In the last year, Briggs has also been tracking her blood glucose levels, and how they are affected by her diet and training. Doing this has led her to drink carbohydrate drinks before and during training, which she said has given her a lot more energy during a long training session, and help her still be able to  “give 100 percent at the end of a three-hour training session…that’s been a big change for me this last year,” Briggs said. 

“I’m loving the bison patties from Trifecta at the moment….I’ll mix a little bit of rice in with the sweet potato…a little trick to make the sweet potato a little thicker.”

At the age of 39 and 12 years of experimenting, Briggs is able to avoid tracking her food as closely as many athletes do, because she is highly in tune with what her body needs, and she knows how to adapt her nutrition according to the time of year and her training volume. She eats more red meat during strength cycles, for example, as it allows her to maintain her body weight. 

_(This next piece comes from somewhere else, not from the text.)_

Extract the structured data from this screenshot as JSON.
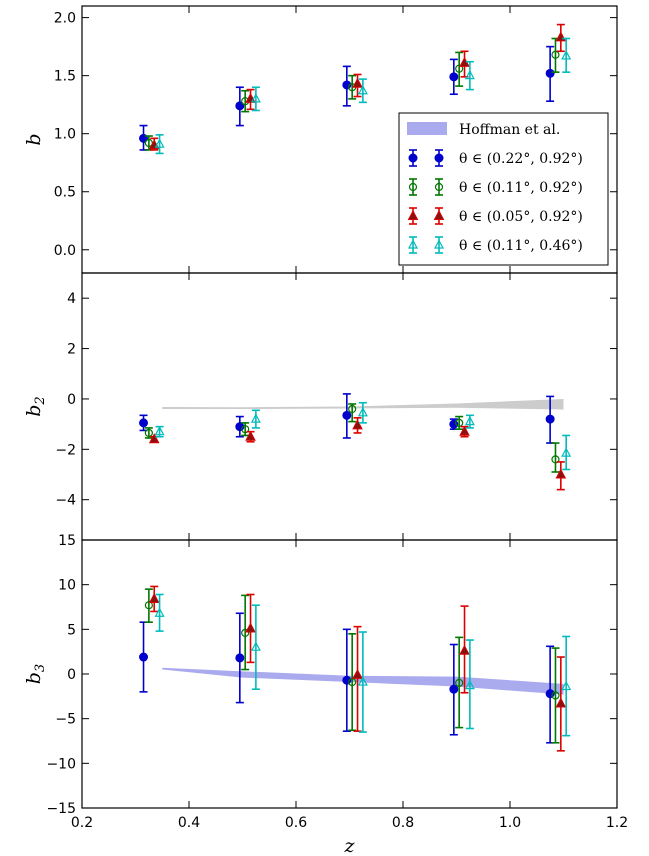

Though this is how she is eating now, Briggs is adamant there’s not one perfect diet. What worked for her in 2013 isn’t necessarily what works for her now, and what she’s doing now might not work for her in five years. 

Briggs’ Message

From the Zone Diet to Paleo, to macro counting to being plant-based, Briggs has learned important things from every way of eating she has tried since she started CrossFit in 2009.

The Zone Diet taught her about balanced nutrition and got her away from eating cereal whenever she got the chance, while following a Paleo Diet “was kind of perfect” in 2013, she said. But as the sport evolved and athletes began training more volume and more intensity, Briggs’ body needed more carbohydrates, which macro counting helped her embrace. Finally, dabbling with being a vegan taught her to not stress out if she doesn’t have meat with every meal. 

“Before I went vegan, it was like, ‘Well, how do you survive, how do you train, if you’re not eating meat?’ And it was like, actually I did pretty good. I competed at the Games that year fully vegan, and it was fine. I didn’t die without meat,” she said. “I know now I can get everything from plant-based stuff.”

Ultimately, being so open-minded with different ways of eating through the years has helped Briggs develop a healthier, relaxed relationship with food. 

“One of the biggest things as I have changed things over the years is you learn different ways to eat and then you’re not as frightened of different things,” she said. And she encourages others to do the same. “One size doesn’t fit all for sure,” she said. 

She added: “Everybody’s bodies are different, but also as well, our bodies change, our needs change as we age and we do things differently, so don’t be afraid to (change) things up (and) experiment.”